Menurut Ferizal Ridwan, selama dua tahun Relawan PakSa, mengurus 36 penderita gangguan jiwa, banyak suka dan duka dialami. “Kita merasa puas dan senang, bisa melepaskan penderita gangguan jiwa dari rantai, pasungan, dan kurungan. Lalu membawa mereka ke tempat rehabilitasi. Namun, kadang kita merasa sedih juga,” kata Feri Buya.
Kesedihan itu, bukan hanya karena setiap penderita gangguan jiwa yang direhabilitasi, memerlukan biaya perawatan sebesar Rp100 ribu orang per hari. “Bukan soal ini. Karena kalau soal ini, kita masih temukan donatur dan dermawan yang baik hati. Namun, yang bikin kita prihatin adalah masih rendahnya kesadaran pemerintah nagari,” ujarnya.
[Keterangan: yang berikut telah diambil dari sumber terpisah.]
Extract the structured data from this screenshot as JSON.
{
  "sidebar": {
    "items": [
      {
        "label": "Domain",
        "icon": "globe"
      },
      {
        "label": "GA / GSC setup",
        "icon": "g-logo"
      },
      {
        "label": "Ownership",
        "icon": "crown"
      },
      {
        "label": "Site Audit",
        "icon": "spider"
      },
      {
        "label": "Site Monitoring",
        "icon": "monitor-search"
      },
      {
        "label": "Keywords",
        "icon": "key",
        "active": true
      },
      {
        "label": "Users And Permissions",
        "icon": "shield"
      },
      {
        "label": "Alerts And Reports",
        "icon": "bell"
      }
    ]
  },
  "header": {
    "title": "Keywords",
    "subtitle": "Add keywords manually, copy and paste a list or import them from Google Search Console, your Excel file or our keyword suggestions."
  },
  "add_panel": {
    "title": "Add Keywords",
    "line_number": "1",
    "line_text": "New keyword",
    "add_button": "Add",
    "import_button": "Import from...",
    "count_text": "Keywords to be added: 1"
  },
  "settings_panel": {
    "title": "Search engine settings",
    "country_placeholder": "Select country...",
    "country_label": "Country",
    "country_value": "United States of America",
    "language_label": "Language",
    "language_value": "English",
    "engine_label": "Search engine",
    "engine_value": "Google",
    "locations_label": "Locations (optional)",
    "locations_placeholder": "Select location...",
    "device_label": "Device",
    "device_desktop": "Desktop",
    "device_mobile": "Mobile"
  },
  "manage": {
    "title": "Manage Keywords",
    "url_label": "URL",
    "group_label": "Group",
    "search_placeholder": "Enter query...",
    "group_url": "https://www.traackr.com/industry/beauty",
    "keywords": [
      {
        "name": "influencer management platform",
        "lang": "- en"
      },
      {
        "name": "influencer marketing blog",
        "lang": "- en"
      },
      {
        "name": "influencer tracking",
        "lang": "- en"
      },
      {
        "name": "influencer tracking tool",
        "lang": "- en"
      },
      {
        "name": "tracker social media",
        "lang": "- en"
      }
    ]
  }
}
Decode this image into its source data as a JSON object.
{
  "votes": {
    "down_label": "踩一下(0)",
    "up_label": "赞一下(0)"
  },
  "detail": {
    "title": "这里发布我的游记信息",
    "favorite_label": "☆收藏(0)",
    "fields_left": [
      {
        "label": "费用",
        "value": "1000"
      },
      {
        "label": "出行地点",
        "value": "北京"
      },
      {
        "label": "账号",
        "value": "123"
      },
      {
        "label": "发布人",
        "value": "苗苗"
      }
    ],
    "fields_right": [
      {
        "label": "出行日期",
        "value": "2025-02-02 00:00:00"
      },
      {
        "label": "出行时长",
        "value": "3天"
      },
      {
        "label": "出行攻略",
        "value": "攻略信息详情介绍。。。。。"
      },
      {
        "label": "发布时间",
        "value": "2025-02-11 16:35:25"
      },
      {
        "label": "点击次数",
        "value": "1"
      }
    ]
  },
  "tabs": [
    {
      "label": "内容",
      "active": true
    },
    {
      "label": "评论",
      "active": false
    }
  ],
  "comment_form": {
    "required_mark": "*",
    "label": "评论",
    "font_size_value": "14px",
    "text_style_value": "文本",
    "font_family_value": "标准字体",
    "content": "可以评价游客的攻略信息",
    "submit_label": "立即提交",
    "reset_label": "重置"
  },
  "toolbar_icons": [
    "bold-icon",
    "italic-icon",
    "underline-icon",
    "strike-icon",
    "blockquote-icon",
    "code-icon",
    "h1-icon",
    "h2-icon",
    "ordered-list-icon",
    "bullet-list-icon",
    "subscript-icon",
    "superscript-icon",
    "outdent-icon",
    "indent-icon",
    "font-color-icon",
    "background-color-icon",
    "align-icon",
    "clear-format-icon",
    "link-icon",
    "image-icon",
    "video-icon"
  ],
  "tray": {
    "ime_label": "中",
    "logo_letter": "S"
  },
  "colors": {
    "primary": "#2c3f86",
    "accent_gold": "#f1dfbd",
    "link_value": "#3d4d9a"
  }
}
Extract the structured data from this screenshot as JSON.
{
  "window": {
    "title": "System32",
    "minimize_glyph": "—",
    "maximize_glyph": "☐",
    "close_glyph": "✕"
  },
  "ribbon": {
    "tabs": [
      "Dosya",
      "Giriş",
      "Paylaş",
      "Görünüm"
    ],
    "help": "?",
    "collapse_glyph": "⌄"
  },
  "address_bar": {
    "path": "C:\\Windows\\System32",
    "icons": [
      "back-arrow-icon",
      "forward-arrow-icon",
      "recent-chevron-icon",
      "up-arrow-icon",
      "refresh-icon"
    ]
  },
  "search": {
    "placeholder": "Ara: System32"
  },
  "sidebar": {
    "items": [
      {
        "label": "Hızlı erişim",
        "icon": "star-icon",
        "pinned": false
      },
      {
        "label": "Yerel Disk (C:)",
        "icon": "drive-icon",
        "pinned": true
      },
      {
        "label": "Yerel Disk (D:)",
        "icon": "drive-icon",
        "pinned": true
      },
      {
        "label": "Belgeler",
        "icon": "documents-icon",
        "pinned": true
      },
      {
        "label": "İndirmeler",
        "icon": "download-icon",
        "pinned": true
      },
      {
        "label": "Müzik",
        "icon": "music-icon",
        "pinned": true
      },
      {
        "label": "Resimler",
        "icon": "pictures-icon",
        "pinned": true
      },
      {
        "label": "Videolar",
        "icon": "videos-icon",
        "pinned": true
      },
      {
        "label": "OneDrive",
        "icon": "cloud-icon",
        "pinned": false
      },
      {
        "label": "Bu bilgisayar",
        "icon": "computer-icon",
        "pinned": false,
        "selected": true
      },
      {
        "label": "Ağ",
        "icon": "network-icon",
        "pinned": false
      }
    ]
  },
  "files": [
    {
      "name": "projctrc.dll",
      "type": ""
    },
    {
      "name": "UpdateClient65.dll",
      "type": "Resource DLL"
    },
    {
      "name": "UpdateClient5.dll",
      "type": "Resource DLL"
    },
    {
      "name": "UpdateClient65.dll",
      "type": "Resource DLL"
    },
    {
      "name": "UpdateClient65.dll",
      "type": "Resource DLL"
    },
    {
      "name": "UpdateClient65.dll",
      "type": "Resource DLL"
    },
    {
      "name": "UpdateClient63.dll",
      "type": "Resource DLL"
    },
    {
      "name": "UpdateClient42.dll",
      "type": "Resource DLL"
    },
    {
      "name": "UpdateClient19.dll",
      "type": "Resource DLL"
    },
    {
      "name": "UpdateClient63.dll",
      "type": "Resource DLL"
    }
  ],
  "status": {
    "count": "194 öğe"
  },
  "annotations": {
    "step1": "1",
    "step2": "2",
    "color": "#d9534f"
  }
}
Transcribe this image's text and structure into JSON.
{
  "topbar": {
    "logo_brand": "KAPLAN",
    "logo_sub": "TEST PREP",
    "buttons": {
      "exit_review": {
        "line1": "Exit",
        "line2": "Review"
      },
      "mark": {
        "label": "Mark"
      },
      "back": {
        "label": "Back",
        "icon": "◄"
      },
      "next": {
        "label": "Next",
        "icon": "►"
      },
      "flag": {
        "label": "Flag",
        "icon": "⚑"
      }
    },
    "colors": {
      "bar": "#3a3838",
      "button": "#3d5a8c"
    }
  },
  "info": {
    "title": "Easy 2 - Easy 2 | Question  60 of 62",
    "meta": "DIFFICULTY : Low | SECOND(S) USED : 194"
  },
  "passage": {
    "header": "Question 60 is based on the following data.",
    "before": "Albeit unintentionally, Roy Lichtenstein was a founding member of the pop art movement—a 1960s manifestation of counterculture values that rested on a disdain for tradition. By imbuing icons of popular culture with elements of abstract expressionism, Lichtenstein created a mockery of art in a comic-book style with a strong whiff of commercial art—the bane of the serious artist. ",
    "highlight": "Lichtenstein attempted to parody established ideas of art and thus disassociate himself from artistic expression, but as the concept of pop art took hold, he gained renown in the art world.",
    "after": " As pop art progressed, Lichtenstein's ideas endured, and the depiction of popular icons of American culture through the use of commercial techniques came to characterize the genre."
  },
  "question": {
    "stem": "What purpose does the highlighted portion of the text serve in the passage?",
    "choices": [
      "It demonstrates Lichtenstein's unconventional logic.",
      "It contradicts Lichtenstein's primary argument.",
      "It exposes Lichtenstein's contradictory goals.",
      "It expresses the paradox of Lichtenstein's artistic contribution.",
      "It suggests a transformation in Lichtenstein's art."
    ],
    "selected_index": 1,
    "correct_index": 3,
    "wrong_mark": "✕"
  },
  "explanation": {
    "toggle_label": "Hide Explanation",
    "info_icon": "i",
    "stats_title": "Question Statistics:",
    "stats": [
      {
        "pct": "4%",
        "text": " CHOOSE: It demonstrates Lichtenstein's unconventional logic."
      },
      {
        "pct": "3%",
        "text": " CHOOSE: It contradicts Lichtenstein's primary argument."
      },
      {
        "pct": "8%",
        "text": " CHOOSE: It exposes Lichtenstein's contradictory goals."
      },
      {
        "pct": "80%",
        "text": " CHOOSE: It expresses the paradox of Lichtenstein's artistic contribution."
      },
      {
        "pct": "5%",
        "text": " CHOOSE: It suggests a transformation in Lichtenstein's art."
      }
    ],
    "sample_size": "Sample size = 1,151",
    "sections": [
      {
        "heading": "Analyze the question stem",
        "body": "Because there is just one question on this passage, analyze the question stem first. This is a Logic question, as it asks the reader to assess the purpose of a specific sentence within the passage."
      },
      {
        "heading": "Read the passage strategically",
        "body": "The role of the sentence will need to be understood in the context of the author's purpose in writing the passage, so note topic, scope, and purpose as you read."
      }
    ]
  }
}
Menurut Feri Buya, ada pemerintah nagari yang seolah menyembunyikan penderita ganguan jiwa di wilayah mereka. “Entah merasa malu atau karena alasan apa, kita tidak tahu. Tapi, ada warga yang dipasung dan dirantai, namun pemerintah nagarinya, seolah tidak tahu dan tidak peduli saja,” tukuknya.
Akibat kondisi ini, menurut Feri Buya, pihak Relawan PakSa ikut jemput bola. Tidak hanya memandikan penderita gangguan jiwa, tapi ikut mengurus proses penerbitan rekomendasi atau surat keterangan dari nagari yang dibutuhkan, untuk proses rehabilitasi penderita jiwa di LKS Aulia Rahman Lampung.
Meski demikian, menurut Ferizal Ridwan, ada beberapa pemerintah nagari yang cukup serius mengurus persoalan sosial dan kemanusiaan ini. “Misalnya, Wali Nagari Galugua. Ikut mengantar, tiga warganya ke Lampung. Atau, Wali Nagari Tanjuanggadang. Dari tiga warganya yang direhabilitasi. Setiap orang dibekali uang Rp3 juta,” kata Feri Buya.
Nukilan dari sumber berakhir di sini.